清代是“偷诗业”最为发达的朝代。上自王公大臣,下至黎民百姓,都有操此业的。偷的人多了,自然就有了“神偷”与“俗手”之分。
好偷而又不谙其道的,沈莲溪要算一个。他在写《南中春暮》时,很想尝尝剪枝嫁接的滋味,因不识天高地厚,竟选了唐代张泌《洞庭阻风》中的“青草浪高三月渡, 绿杨花扑一溪烟”来做实验。张泌这诗要是那么好惹,就不会称为“千古名句”了;仅一个“扑”字,就让人从唐朝一直望洋兴叹到现在,你沈先生要能扳过来, 那明天就可以看到西边出太阳了。果不其然,沈莲溪拿了这“魔方”,弄来弄去总也玩不好,捣鼓了半天,只弄出个“燕子桃花三月雨,河豚柳絮一溪烟”来。
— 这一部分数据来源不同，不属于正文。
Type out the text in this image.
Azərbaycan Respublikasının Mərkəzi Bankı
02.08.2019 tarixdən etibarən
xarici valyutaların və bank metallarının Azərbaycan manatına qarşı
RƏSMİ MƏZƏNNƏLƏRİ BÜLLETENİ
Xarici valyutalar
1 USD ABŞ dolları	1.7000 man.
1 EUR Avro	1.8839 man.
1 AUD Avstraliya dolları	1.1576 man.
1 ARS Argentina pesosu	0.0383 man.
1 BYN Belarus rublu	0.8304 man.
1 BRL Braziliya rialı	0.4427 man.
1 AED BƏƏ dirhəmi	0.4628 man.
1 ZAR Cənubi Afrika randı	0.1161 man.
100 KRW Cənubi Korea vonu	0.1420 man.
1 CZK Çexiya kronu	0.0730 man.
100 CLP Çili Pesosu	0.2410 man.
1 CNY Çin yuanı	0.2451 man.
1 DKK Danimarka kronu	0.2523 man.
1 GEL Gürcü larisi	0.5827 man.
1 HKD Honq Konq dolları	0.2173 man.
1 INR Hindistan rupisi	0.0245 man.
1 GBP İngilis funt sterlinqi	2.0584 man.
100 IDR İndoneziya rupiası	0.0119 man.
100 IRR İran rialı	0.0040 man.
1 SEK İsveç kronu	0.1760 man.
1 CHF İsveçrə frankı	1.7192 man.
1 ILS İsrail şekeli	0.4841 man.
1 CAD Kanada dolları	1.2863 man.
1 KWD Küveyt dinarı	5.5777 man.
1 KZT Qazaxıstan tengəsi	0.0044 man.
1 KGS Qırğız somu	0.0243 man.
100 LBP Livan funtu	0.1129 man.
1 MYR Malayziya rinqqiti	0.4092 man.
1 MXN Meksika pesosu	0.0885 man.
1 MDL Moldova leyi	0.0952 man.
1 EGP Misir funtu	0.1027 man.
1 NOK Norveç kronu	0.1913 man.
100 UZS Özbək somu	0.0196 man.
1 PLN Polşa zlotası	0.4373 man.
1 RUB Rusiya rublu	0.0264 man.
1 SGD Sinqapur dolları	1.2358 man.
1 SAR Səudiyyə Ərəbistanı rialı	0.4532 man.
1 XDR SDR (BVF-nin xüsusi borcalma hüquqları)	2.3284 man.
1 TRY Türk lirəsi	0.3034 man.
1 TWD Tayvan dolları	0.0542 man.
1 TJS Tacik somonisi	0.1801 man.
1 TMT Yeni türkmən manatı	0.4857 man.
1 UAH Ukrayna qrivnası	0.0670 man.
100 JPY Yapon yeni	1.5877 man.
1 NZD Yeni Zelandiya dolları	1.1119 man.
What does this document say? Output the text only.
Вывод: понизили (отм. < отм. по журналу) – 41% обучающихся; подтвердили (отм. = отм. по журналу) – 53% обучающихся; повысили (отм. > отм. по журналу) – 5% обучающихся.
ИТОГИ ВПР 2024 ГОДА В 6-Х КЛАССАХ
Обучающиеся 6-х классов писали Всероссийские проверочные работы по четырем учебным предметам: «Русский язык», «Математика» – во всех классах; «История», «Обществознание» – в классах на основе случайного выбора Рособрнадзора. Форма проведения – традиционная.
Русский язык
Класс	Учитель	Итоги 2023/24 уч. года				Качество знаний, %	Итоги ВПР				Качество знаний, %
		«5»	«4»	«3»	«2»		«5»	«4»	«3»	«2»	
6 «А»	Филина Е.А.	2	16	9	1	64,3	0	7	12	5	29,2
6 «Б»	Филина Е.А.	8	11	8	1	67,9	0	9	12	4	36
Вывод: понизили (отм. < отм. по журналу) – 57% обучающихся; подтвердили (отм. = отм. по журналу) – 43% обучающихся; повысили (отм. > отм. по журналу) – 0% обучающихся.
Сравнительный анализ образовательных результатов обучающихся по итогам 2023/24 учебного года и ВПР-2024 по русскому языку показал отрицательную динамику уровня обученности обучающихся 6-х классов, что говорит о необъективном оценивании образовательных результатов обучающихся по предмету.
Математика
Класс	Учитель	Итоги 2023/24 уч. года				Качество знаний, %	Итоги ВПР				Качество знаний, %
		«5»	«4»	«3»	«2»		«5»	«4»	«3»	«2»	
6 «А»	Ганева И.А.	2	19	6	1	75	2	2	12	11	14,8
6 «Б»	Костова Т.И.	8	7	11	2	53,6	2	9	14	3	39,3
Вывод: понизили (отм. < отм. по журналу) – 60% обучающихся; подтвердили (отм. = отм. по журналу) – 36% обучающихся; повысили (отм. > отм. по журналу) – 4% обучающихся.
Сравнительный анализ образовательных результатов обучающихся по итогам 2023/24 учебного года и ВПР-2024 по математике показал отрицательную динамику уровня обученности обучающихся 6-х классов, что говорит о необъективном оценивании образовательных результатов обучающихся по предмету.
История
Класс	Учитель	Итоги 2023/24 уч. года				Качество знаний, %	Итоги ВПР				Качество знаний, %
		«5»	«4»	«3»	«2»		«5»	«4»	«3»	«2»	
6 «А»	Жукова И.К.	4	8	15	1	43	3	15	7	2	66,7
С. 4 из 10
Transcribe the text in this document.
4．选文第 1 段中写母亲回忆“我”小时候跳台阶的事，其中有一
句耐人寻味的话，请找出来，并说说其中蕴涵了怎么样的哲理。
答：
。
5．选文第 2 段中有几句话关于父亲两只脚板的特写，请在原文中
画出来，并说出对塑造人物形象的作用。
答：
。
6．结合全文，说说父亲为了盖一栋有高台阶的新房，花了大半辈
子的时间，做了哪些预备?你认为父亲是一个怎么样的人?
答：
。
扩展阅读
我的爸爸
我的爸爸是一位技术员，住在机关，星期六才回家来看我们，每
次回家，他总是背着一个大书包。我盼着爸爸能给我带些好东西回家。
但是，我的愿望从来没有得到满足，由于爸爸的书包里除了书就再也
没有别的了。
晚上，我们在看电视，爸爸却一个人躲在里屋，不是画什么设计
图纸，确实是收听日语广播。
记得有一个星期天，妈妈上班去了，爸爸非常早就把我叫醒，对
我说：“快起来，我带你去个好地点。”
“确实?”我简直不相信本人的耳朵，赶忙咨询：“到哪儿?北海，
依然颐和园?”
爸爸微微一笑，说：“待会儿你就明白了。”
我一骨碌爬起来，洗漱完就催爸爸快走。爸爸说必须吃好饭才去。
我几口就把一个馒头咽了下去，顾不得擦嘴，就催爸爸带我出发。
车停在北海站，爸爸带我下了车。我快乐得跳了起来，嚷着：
叶徒相似,其实味不同,闹了个灰头土脸。
合使沈莲溪羞愧欲死的,是康熙年间一位名气并不很大的诗人史夔。他属于那种从不轻易出手的“妙手神偷”,一旦出了手,就是窦尔敦盗御马——朝野震惊,江湖失色。最著名的案例,莫过于他偷明代徐祯卿《简唐伯虎》中的诗句来《赠李解元鶚君》了。徐氏的原句是:“数里青山骑犊醉,一床黄叶拥秋眠。”这诗写得极为风流潇洒,淡远空灵,当时就被誉为“无上妙品”。打它的主意,无异于太岁头上动土。但史夔是“姜太公在此,百无禁忌”,他既要做人情,又不想花血本,便趁机做下了这桩“没本钱的买卖”。诗一划到他的名下,立即就贴上了新标签:“一瓮白云邀月醉,半床黄叶拥秋眠。”他也真够绝的,为了掩人耳目,干脆“山”也不要了,“犊”也不要了,只邀一个李太白的月亮作陪,造出些“对影成三人”之类的假象,叫你无法查证;“黄叶”也减去它“半床”,另添“一瓮白云”作补偿,悠哉游哉的,似乎还略占了些便宜。这样一来,明朝那个姓徐的要和他对簿公堂,只怕是输多赢少了。
清代另有一位大诗人施润章,也是此道高手。他看见王禹偁《闲居》诗中“有琴方是乐,无竹不成家”一联很够味,便在《怀侯韩振蓝山》诗中照着葫芦画了一个瓢:“有官真似水,无梦不还家”。这种做法虽不能尽免偷窃之嫌,但偷形不偷意,你那葫芦里装的是闲居助兴的清茶,我的瓢中可是恨别浇愁的烈酒,就算偷了你一个外壳,也无伤大雅。施润章当然知道王禹偁偷过老杜,属于有“前科”的人,他只是“黑吃黑”,所以更无须怕得。